I no longer had the safety and quiet interior of my car to enjoy my music and podcasts; instead, I rode the subway everyday, squeezed like a sardine into a 40-foot rail car by the stop. In my quest to find a productive way to pass the time on the subway, I turned to “earbuds” for music.
Quickly, I realized that my old Sennheiser CX400 canalphones really didn’t cut it for me, neither with sound quality nor isolation. Like a good, diligent consumer, I turned to the internet for help, and discovered the world of portable audiophiles — head-fi. I began reading peoples’ opinions and reviews, and (foolishly) chose my first pair of “high-end” in-ears — the Klipsch Image S4. It took a lot out of me to spend those $79, and at the beginning, I was very happy with my purchase. I had no knowledge of impulse response, balanced outputs, or any of the crazy audiophile mumbo-jumbo being thrown about in the forums. Yet, when my S4 broke after only two months of use, I was forced to look for options that were cost-effective, but still sounded great. My naturally curious and absorbent mind perused anything and everything on the internet, but I found that there was no substitute for a first-hand experience.
Luckily, the city that forced me to look for new earphones was also rich with headphone stores — stores that enabled me to try basically everything under the sun, and I quickly transformed from a neophyte to a grizzled veteran, thus allowing me to journey to the point where I am today. I’ve now heard over 95% of high-end in-ears as well as most high-end headphones as well; I’ve served as a beta-tester for custom in-ear monitor companies, and a burgeoning collection of CIEMs. Although I’m not quite sure how I got to this point, it has been an incredible journey, and I’m only too happy to put those moments of discovery on paper.

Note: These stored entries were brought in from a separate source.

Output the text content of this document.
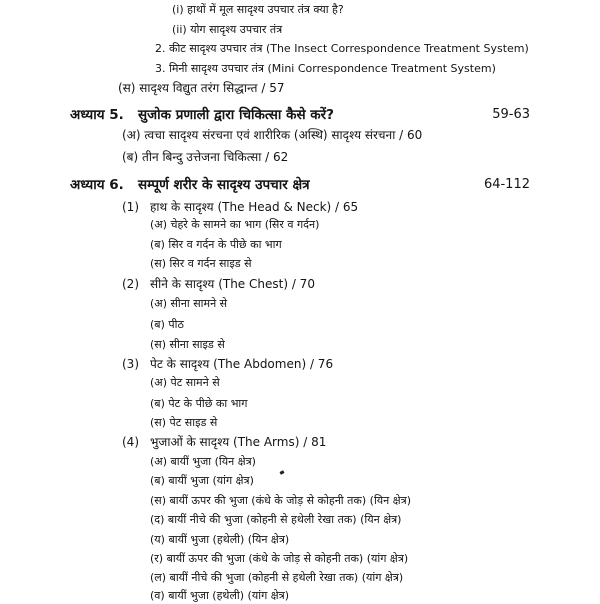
(i) हाथों में मूल सादृश्य उपचार तंत्र क्या है?
(ii) योग सादृश्य उपचार तंत्र
2. कीट सादृश्य उपचार तंत्र (The Insect Correspondence Treatment System)
3. मिनी सादृश्य उपचार तंत्र (Mini Correspondence Treatment System)
(स) सादृश्य विद्युत तरंग सिद्धान्त / 57
अध्याय 5. सुजोक प्रणाली द्वारा चिकित्सा कैसे करें?	59-63
(अ) त्वचा सादृश्य संरचना एवं शारीरिक (अस्थि) सादृश्य संरचना / 60
(ब) तीन बिन्दु उत्तेजना चिकित्सा / 62
अध्याय 6. सम्पूर्ण शरीर के सादृश्य उपचार क्षेत्र	64-112
(1) हाथ के सादृश्य (The Head & Neck) / 65
(अ) चेहरे के सामने का भाग (सिर व गर्दन)
(ब) सिर व गर्दन के पीछे का भाग
(स) सिर व गर्दन साइड से
(2) सीने के सादृश्य (The Chest) / 70
(अ) सीना सामने से
(ब) पीठ
(स) सीना साइड से
(3) पेट के सादृश्य (The Abdomen) / 76
(अ) पेट सामने से
(ब) पेट के पीछे का भाग
(स) पेट साइड से
(4) भुजाओं के सादृश्य (The Arms) / 81
(अ) बायीं भुजा (यिन क्षेत्र)
(ब) बायीं भुजा (यांग क्षेत्र)
(स) बायीं ऊपर की भुजा (कंधे के जोड़ से कोहनी तक) (यिन क्षेत्र)
(द) बायीं नीचे की भुजा (कोहनी से हथेली रेखा तक) (यिन क्षेत्र)
(य) बायीं भुजा (हथेली) (यिन क्षेत्र)
(र) बायीं ऊपर की भुजा (कंधे के जोड़ से कोहनी तक) (यांग क्षेत्र)
(ल) बायीं नीचे की भुजा (कोहनी से हथेली रेखा तक) (यांग क्षेत्र)
(व) बायीं भुजा (हथेली) (यांग क्षेत्र)
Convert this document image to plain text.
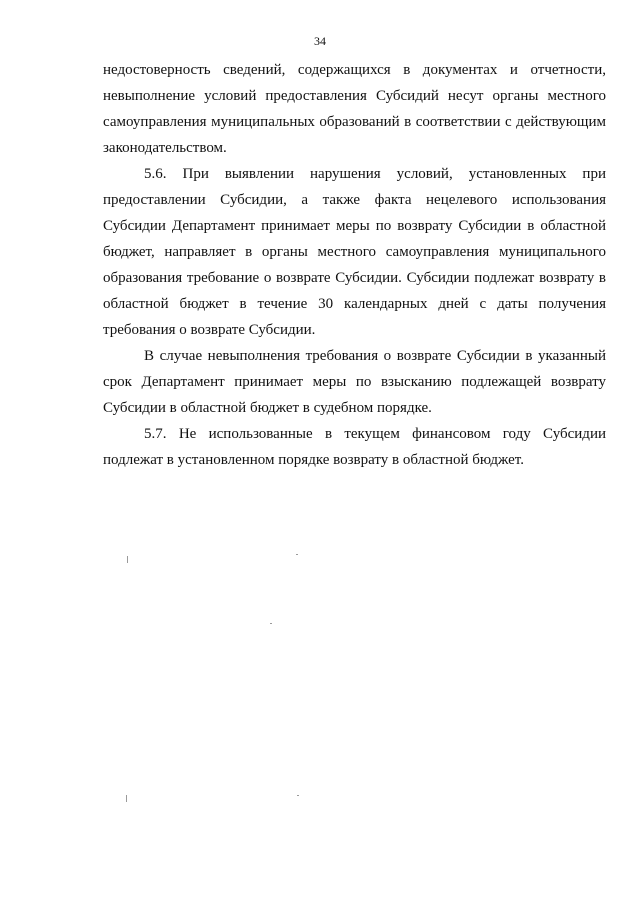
34

недостоверность сведений, содержащихся в документах и отчетности, невыполнение условий предоставления Субсидий несут органы местного самоуправления муниципальных образований в соответствии с действующим законодательством.

5.6. При выявлении нарушения условий, установленных при предоставлении Субсидии, а также факта нецелевого использования Субсидии Департамент принимает меры по возврату Субсидии в областной бюджет, направляет в органы местного самоуправления муниципального образования требование о возврате Субсидии. Субсидии подлежат возврату в областной бюджет в течение 30 календарных дней с даты получения требования о возврате Субсидии.

В случае невыполнения требования о возврате Субсидии в указанный срок Департамент принимает меры по взысканию подлежащей возврату Субсидии в областной бюджет в судебном порядке.

5.7. Не использованные в текущем финансовом году Субсидии подлежат в установленном порядке возврату в областной бюджет.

My own connection with music has always been to the quality of sound and the cadence of rhythm. I’m not partial to any one genre, but particular about the way a piece’s musical foundations resonates with my frame of mind. In that manner, my audio purchases have been informed by my preference for an immediate, yet unassuming note structure. On CYMBACAVUM, these tendencies will inevitably shine through in my pieces, but I truly hope that I can still provide valuable insights for readers looking for audio descriptions that come from within.